Um gesto simples, sóbrio e profundamente simbólico é suficiente para provocar uma onda de emoção nas redes sociais. ele Alejandro Pereyra, músico baiano compartilhou um vídeo que se tornou viral muito rapidamente: lá Ele pode ser visto cantando uma versão do Hino Nacional Argentino com seu bandoneon nas Ilhas Malvinas.um lugar cheio de história, memórias e emoções mistas para todo o povo argentino.
A gravação foi feita ao ar livre, sem alarde ou exibição, com o respeito que muitos usuários apontaram como gesto. O som do bandoneon, a atmosfera do mundo insular e a presença dos músicos foram suficientes para transformar o momento num poderoso postal.. A actuação calma e solene teve um impacto imediato, recolhendo mensagens de apoio de diferentes partes do país e de todo o mundo.
Pereyra faz turnê com sua parceira e colega artista, a cantora baiana Fiorella Guidi. Ambos fizeram uma viagem pessoal e musical que os levou dias atrás na Antártida e continua hoje nas Malvinas, que decidiram registrar este momento especial.
Em discussão com Bússola 24o bandoneon explicou que a decisão de tocar a música não foi improvisada nem alegre. “Conhecendo o significado da marca argentina hoje nas ilhas, É um compromisso pessoal. Embora haja poucas pessoas, Um turista estava passando numa rua atrás de nós, então tivemos que tocá-lo.“, disse ele.

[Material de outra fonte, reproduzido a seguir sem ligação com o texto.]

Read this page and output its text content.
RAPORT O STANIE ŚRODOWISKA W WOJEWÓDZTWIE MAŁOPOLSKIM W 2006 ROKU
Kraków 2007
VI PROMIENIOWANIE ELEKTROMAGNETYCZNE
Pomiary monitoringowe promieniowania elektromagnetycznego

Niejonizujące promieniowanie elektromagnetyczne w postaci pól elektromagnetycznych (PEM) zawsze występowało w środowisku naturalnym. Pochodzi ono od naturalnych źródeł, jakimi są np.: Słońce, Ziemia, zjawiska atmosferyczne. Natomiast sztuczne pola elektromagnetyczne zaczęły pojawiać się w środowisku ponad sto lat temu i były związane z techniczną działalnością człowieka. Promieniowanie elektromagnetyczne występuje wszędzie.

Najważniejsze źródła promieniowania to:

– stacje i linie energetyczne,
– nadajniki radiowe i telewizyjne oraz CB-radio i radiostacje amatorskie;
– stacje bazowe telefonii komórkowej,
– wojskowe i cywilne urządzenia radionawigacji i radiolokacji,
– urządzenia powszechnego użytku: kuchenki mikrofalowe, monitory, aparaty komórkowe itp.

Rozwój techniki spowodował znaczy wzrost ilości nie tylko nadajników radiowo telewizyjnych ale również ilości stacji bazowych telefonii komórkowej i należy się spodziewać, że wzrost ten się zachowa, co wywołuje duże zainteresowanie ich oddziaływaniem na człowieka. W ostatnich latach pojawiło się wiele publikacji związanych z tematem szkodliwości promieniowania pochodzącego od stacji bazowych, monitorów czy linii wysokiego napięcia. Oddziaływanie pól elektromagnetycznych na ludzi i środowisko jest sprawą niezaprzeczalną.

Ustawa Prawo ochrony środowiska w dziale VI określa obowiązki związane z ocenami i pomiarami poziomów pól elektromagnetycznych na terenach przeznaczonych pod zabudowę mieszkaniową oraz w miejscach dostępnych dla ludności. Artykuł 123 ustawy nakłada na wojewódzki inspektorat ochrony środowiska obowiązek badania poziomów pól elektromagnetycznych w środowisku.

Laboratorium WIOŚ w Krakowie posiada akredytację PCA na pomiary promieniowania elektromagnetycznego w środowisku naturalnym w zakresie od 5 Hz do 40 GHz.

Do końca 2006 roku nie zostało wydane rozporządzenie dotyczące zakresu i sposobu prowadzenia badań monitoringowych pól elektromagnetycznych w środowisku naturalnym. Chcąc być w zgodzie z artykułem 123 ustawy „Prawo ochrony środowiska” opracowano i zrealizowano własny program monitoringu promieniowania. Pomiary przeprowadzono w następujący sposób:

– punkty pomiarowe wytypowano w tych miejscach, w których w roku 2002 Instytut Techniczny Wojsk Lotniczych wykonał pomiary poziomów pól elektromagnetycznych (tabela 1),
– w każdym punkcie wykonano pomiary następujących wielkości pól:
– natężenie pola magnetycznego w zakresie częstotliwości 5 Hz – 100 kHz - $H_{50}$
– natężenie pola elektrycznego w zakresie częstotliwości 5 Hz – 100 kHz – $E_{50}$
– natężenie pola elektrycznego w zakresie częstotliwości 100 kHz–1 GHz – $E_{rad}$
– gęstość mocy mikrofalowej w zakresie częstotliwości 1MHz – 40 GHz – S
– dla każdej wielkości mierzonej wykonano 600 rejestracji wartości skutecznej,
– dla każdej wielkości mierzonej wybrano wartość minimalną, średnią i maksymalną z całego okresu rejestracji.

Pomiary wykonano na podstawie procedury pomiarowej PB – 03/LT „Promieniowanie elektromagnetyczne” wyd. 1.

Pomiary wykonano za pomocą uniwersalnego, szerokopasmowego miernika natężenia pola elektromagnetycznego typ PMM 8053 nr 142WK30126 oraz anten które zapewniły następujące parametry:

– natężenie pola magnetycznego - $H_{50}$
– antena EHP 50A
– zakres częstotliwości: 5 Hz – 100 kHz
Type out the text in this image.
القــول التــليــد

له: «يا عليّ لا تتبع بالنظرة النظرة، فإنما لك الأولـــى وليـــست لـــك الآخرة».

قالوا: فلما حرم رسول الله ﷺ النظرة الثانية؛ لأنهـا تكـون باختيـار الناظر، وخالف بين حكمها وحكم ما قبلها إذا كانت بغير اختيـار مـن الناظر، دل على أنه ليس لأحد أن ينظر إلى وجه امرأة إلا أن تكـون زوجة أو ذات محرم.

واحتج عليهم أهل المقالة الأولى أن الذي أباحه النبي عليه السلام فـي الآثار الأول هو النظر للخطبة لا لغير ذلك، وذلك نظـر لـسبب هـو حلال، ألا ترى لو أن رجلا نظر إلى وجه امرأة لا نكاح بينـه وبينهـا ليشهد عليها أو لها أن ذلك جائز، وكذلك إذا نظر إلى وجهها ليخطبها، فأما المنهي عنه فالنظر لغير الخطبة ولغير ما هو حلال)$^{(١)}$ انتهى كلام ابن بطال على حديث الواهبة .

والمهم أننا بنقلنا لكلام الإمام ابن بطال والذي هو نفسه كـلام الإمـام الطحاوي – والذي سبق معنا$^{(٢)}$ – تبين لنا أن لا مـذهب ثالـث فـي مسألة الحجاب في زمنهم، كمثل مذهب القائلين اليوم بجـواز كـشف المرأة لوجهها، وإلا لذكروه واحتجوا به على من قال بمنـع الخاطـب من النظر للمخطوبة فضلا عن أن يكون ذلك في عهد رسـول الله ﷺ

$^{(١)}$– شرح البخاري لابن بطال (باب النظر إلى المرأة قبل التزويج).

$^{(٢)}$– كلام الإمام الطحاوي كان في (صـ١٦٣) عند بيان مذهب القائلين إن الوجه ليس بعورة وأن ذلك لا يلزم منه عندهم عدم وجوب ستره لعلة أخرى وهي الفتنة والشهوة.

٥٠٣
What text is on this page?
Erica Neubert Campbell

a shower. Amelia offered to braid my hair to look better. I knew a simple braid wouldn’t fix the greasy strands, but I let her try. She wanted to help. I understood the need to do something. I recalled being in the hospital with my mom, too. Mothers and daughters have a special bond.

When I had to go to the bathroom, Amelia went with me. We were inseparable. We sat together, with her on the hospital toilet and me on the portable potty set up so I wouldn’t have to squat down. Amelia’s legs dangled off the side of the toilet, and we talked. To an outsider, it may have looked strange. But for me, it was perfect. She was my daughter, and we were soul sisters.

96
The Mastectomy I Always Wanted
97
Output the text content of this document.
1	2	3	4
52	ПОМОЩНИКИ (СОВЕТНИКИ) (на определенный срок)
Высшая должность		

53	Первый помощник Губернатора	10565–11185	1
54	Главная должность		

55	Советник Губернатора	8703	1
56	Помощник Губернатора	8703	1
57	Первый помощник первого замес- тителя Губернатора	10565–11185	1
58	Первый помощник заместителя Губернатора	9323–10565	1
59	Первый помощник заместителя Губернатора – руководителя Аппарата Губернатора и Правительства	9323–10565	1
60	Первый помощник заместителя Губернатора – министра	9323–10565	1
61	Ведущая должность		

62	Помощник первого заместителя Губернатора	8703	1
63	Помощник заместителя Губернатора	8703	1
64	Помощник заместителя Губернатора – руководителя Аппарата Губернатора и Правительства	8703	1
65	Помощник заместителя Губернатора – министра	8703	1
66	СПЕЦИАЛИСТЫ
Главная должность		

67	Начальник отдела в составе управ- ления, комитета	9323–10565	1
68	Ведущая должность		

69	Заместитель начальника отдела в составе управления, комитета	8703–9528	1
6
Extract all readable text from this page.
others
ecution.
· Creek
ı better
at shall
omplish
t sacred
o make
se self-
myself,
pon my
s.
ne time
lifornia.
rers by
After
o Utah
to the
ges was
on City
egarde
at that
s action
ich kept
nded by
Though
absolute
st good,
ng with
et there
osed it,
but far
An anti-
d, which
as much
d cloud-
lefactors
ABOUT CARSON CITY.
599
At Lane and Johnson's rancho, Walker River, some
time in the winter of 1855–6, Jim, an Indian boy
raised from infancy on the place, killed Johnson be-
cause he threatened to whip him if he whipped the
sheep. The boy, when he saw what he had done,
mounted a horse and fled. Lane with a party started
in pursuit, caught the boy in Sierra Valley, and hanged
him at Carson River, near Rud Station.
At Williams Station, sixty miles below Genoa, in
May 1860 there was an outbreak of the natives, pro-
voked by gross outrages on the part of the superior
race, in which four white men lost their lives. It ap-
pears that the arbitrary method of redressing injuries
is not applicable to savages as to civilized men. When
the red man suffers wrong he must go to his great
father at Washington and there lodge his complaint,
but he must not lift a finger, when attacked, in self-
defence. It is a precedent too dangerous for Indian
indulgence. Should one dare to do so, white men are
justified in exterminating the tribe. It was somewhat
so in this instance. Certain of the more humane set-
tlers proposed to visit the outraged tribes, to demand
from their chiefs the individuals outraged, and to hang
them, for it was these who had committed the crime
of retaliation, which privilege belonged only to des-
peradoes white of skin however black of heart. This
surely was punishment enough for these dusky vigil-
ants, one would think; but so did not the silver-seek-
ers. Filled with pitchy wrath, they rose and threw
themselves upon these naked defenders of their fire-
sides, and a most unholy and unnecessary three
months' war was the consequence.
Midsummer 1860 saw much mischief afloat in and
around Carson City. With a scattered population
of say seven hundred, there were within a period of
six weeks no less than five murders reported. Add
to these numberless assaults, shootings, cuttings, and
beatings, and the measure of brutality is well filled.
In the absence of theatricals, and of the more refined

O músico admite que estar neste território é uma experiência difícil de explicar. “Além de não dar sinais, só estar ali é como entrar numa pintura, é muito especial”, disse, revelando o uma mistura de emoção, respeito e tensão que acompanhou o momento.
Para Pereyra e Guidi, a chegada das Ilhas foi um sonho inesperado, ainda que cheio de contradições. “Nós, artistas, nunca teríamos pensado que poderíamos visitar a ilha, então é isso “Foi um sonho… um sonhozinho triste.”ele admitiu. “Você vem com toda esperança de conhecer esse lugar, pisar nessa terra e ver a história, mas a verdade é. “Você não consegue uma boa recepção.”
Em seu depoimento, Pereyra destacou um sentimento que o marcou profundamente: a ausência de símbolos argentinos no território. “Você pode caminhar, pode conversar com as pessoas, mas não tem nem um pouquinho de argentino lá e dói. Então tentamos trazê-lo nós mesmos”, explicou ele a motivação por trás do ato.
O vídeo foi recebido com muito carinho. Os comentários vieram de diversas partes do mundo e a maioria deles confirmou o valor do evento, reconhecendo as Malvinas como parte inseparável da identidade da Argentina. Para muitos, o concerto foi uma homenagem, um acontecimento artístico que une música, memória e soberania nacional.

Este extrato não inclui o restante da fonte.